Seek out the shakshuka, the hearty Israeli breakfast dish of savory tomato stew and poached eggs. After serving in the Israeli army, childhood friends and co-owners Gabriel Israel and Josh Sharon were anxious to begin their careers. Israel, who worked at Boulud Sud before turning his culinary skills to street food back in December, preps everything, down to his tender, pull-apart challah, in the truck. “It’s crazy,” he admits. This isn’t your grandmother’s shakshuka: Israel is committed to developing versions in every color of the rainbow, from “white” (smoked eggplant, mushrooms, and blue cheese) to “green” (asparagus and zucchini in a delicate spinach sauce). At $12 a bowl, this isn’t the bargain of the street, but it’s restaurant-caliber dining.
Italians are known for pizza and pasta, but everyone knows they make a mean sandwich, too. Head to Diso’s, founded by cousins Anthony Lagana, who takes orders behind the wheel, and Adam DiSilvestro, who oversees sandwich prep. Together, they’ve created one of the city’s great all-American sandwich spots, with meats and cheeses sourced exclusively from Di Palo’s Fine Foods in Little Italy (“Lou DiPalo’s parents came over on the boat with our grandparents,” says Lagana) and bread from Sullivan Street Bakery. Their best-selling Joey Shakes features a riot of prosciutto, capicola, salami, provolone, hot cherry peppers, arugula, parmigiano reggiano and ricotta, all drizzled with just a touch of sweet balsamic vinegar. Warning: Unless you’re eating for two, a “half” ($8.50) is ample.
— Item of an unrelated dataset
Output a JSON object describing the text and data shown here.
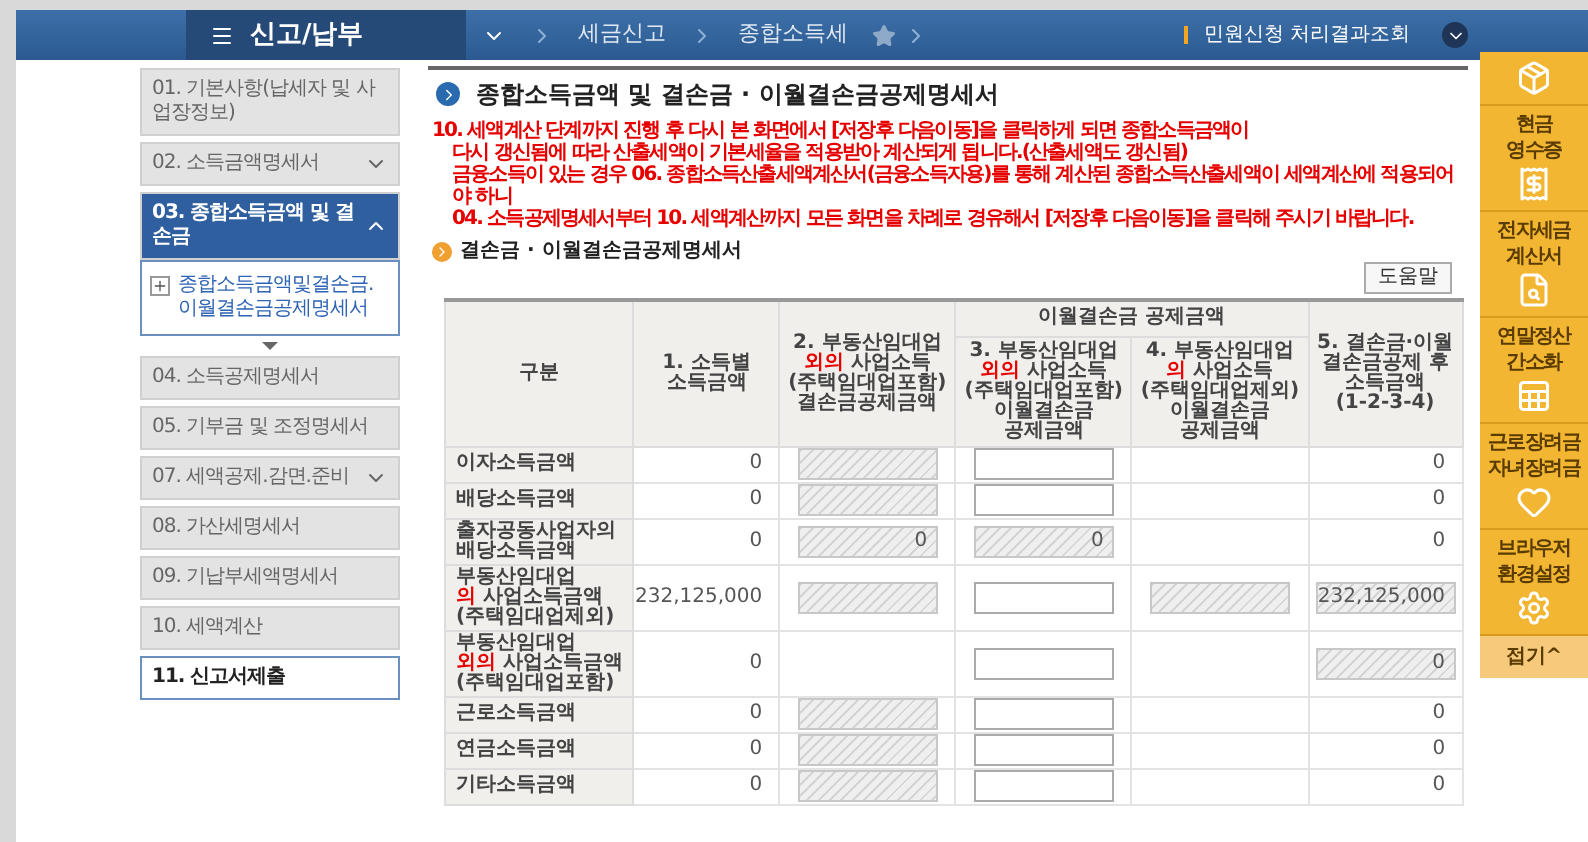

Bahn Mi Cart ( 646-996-8990)
The two women working the Banh Mi Cart refuse to give their names — “We don’t want publicity! Our boss doesn’t want to be popular!” One of them smiles as the other reaches for a “special” (i.e. classic) banh mi sandwich ($6) of paté, cold cuts and crisp, lightly pickled cucumbers and carrots on a shatteringly crunchy, lightly toasted baguette. Warning to her boss: With a sandwich this cheap and good, publicity has a way of finding you, even if you don’t have a website or Twitter feed.
Indecisive rookies might want to start with the Burger of the Week — recent entries include the Marital Bliss (cream cheese, jalapeño, bacon) and El Cubano (ham, Gruyere, pickles) — while regulars will build their own from a range of toppings including onion jam, guacamole and Brie. Whatever your choice, count on a generous patty cooked to order with a splash of beer that owner Ali Beydoun pours onto the grill. On the side are Belgian-style fries served in a classic cone, crisp and satisfying, with a range of “sassy” sauces, from aioli to wasabi mayo.